Nous nous retrouvions donc à trois avec le même rêve: pouvoir vivre en montagne d’une agriculture bio. Nous avons échafaudé des plans pour transformer l’étable et aménager le rustico délabré pour en faire une petite maison d’habitation. Mais il y avait un bémol. L’étable était bien enregistrée sous Miglieglia, mais n’existait pas au cadastre de Lugano. Et ce qui n’existe pas ne peut pas être transformé. Un vrai choc pour nous, et des rêves qui semblaient s’envoler. Pour éviter une bataille juridique coûteuse, nous décidâmes donc de prouver que la ferme pouvait rapporter suffisamment pour assurer notre existence afin que l’on nous autorise à construire.
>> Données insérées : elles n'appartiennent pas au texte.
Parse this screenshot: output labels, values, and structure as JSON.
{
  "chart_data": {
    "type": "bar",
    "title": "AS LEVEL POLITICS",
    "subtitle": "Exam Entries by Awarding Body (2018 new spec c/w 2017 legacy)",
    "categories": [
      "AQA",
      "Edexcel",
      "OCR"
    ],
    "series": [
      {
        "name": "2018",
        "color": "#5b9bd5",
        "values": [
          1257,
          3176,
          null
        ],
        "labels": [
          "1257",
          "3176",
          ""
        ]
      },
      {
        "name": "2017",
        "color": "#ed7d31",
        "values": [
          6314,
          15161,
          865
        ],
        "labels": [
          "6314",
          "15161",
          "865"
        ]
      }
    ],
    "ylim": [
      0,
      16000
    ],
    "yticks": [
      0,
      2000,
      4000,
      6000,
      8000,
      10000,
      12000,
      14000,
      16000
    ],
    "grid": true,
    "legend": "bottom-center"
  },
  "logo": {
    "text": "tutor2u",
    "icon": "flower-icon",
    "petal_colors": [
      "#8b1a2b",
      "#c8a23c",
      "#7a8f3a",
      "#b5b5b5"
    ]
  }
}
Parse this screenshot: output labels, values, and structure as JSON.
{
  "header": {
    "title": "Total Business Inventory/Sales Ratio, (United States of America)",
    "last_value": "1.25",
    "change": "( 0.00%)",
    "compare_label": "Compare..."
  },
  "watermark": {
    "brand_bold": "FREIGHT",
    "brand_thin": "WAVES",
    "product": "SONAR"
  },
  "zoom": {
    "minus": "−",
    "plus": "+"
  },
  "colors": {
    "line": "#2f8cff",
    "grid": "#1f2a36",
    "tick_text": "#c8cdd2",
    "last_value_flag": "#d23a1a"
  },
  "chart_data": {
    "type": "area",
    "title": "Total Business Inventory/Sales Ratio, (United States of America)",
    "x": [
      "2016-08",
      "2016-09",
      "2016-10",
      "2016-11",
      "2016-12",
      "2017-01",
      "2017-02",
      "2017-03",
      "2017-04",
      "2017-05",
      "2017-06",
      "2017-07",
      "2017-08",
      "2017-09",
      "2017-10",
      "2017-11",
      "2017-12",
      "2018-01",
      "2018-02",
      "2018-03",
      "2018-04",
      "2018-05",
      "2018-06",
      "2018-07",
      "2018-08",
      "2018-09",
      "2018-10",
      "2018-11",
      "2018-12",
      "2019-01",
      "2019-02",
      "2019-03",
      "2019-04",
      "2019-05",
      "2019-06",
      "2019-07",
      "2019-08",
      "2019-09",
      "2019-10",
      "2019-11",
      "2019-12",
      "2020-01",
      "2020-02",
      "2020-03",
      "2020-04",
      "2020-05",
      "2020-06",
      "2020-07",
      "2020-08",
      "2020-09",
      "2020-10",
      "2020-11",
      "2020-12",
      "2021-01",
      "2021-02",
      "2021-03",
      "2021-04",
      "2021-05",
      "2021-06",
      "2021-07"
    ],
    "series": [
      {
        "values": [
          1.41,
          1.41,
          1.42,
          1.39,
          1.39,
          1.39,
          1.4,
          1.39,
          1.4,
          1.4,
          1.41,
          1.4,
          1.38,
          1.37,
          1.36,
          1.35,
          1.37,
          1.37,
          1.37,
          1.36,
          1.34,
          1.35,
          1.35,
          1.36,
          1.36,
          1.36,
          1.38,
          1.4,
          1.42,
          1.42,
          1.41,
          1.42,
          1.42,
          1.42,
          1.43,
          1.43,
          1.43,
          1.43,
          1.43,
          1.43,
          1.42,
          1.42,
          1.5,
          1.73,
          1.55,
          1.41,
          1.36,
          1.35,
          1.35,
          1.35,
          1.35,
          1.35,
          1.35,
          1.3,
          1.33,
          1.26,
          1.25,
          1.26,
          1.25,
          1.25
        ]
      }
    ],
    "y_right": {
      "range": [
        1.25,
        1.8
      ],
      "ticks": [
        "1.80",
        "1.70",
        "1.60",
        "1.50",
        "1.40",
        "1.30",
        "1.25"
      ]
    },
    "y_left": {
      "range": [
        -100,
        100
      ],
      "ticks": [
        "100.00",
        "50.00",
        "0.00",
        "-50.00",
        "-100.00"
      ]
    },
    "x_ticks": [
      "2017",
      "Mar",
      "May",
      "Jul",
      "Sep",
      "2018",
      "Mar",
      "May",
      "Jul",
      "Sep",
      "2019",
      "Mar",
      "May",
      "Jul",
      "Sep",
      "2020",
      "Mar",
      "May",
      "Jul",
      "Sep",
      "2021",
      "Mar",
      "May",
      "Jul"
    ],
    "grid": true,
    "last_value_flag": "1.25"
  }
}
Nous nous mîmes littéralement à genou. Il a fallu 14 ans pour que nous obtenions enfin le permis de construire. 14 ans de provisoire.
Parfois, nous étions à deux doigts d’abandonner. Rétrospectivement, cette attente s’est avérée positive. Entre-temps, tout roule à merveille, nous savons exactement ce dont nous avons besoin et de quoi nous pouvons nous passer. Nous sommes aussi intégrés dans le Malcantone et bien acceptés. Notre acharnement nous a valu beaucoup de respect. Au début, certains villageois avaient certainement le sentiment que nous étions des marginaux venus de Suisse alémanique, qui abandonneraient au premier revers de fortune. Entre-temps, tout le monde a compris que nous sommes enracinés ici.
Quand les travaux de construction seront terminés, nous aimerions nous lancer dans l’agrotourisme. Nous avons déjà fait nos premières expériences. Nous avons plusieurs amis qui ont des enfants dont nous sommes parrain et marraine. Tous ces gosses adorent venir ici et nous aider dans notre travail. En été, il y a souvent une tente dehors, ou alors les enfants dorment dans le foin. Les visiteurs trouvent que la vie rustique est romantique. Je me réjouis cependant que l’eau coule à nouveau du robinet comme partout ailleurs et qu’elle ne dégouline plus de notre toit pourri.»